Una sera, dopo aver fatto lungamente l'amore donandosi l'uno all'altro, Laurentius era ancora unito al suo Johane che gli sedeva in grembo. Si carezzavano e si baciavano teneramente.
Laurentius chiese: "Sei felice, mio Johane?"
"Da quando sono tuo, la felicità non mi ha mai abbandonato."

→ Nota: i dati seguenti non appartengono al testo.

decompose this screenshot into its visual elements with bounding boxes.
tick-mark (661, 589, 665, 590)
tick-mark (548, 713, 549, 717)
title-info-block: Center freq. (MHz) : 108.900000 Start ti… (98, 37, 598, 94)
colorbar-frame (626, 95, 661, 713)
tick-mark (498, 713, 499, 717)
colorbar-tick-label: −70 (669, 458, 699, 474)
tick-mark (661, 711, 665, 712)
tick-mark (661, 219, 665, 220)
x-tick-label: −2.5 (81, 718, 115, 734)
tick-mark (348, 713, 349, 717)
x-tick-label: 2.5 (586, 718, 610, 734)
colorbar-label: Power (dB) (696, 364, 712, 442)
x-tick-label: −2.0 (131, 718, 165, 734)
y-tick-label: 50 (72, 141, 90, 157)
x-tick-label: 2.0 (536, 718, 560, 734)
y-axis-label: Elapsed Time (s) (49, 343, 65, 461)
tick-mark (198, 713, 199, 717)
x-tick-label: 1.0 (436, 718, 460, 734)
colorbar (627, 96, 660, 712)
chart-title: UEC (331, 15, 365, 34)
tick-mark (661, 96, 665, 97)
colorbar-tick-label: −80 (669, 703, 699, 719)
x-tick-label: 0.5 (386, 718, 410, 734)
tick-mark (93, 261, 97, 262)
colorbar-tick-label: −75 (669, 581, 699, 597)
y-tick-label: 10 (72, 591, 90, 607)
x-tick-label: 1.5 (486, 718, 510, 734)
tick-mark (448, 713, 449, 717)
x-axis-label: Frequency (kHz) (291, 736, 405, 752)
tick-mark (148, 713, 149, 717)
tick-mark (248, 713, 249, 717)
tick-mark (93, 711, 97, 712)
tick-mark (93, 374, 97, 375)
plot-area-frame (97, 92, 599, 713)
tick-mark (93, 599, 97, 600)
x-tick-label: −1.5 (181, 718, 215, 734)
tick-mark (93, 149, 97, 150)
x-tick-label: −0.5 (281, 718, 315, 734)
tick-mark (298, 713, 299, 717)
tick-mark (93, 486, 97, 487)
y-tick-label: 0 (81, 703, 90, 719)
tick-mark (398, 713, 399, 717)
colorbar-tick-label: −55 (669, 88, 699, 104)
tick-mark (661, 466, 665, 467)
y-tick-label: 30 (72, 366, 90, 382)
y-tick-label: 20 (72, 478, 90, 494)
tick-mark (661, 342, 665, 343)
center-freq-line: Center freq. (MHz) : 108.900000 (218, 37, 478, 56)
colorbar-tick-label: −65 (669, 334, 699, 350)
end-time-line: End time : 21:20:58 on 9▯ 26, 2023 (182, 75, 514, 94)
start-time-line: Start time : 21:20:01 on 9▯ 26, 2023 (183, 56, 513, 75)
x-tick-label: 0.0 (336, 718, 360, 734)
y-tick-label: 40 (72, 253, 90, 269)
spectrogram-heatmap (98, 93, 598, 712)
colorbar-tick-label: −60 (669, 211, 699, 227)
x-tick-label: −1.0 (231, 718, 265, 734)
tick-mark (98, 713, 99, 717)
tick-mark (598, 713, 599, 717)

"Bene, questa è la cosa più importante di tutte. La mia felicità è saperti felice grazie a me. La seconda, è sapere che anche i nostri fratelli sono felici assieme."
"E la terza?"
"La terza cosa in ordine di importanza, è per me riuscire a svolgere bene i compiti che mi avete assegnato. Sto seguendo i lavori per la nostra casa, che sta venendo su bella. Faccio abbastanza spesso il giro dei nostri contadini e sto imparando da loro un sacco di cose nuove e interessanti, e posso anche portare all'uno le esperienze dell'altro, sì che i contadini sono lieti per le mie frequenti visite che all'inizio avevano preso solo come un oppressivo controllo. La vita è bella, insomma."
"Ma io, faccio abbastanza, mio dolce amato, per la tua felicità?"
"No che non fai abbastanza."
"Dimmi, in che cosa manco?"
"Non ho detto che manca qualcosa, mio amato. Volevo dire che quanto pensavo di poter avere da te è molto meno di quanto tu mi dai."
"Per un attimo ho temuto di non essere adeguato a te..." disse Johane con un lieve sospiro e un grato sorriso.
"Continui a sottovalutarti, amore. Ma mi piaci come sei. Quand'ero ragazzino ero quasi infatuato di Florianus."
"E chi non lo è, amato mio?" commentò Johane con un sorriso.
"Ma ora so che, se anche lui mi avesse voluto, avrei fatto uno sbaglio a essere suo, perché avrei perso te, che sei perfetto per me."
"La perfezione non è di questa terra..." gli fece notare Johane.
"Non ho detto: perfetto, e basta. Ho detto: perfetto per me. E questo lo puoi credere, amato mio."
"Ho sempre il timore di deluderti, un giorno..." sussurrò Johane.
"Smetti di avere di queste paure. Amami oggi... e che questo oggi sia vero ogni giorno, e non mi deluderai mai."
"Dire che t'amo è poco. Non vi sono parole per esprimerti ciò che provo per te."
"Non hai bisogno di parole: tutto di te me lo dice."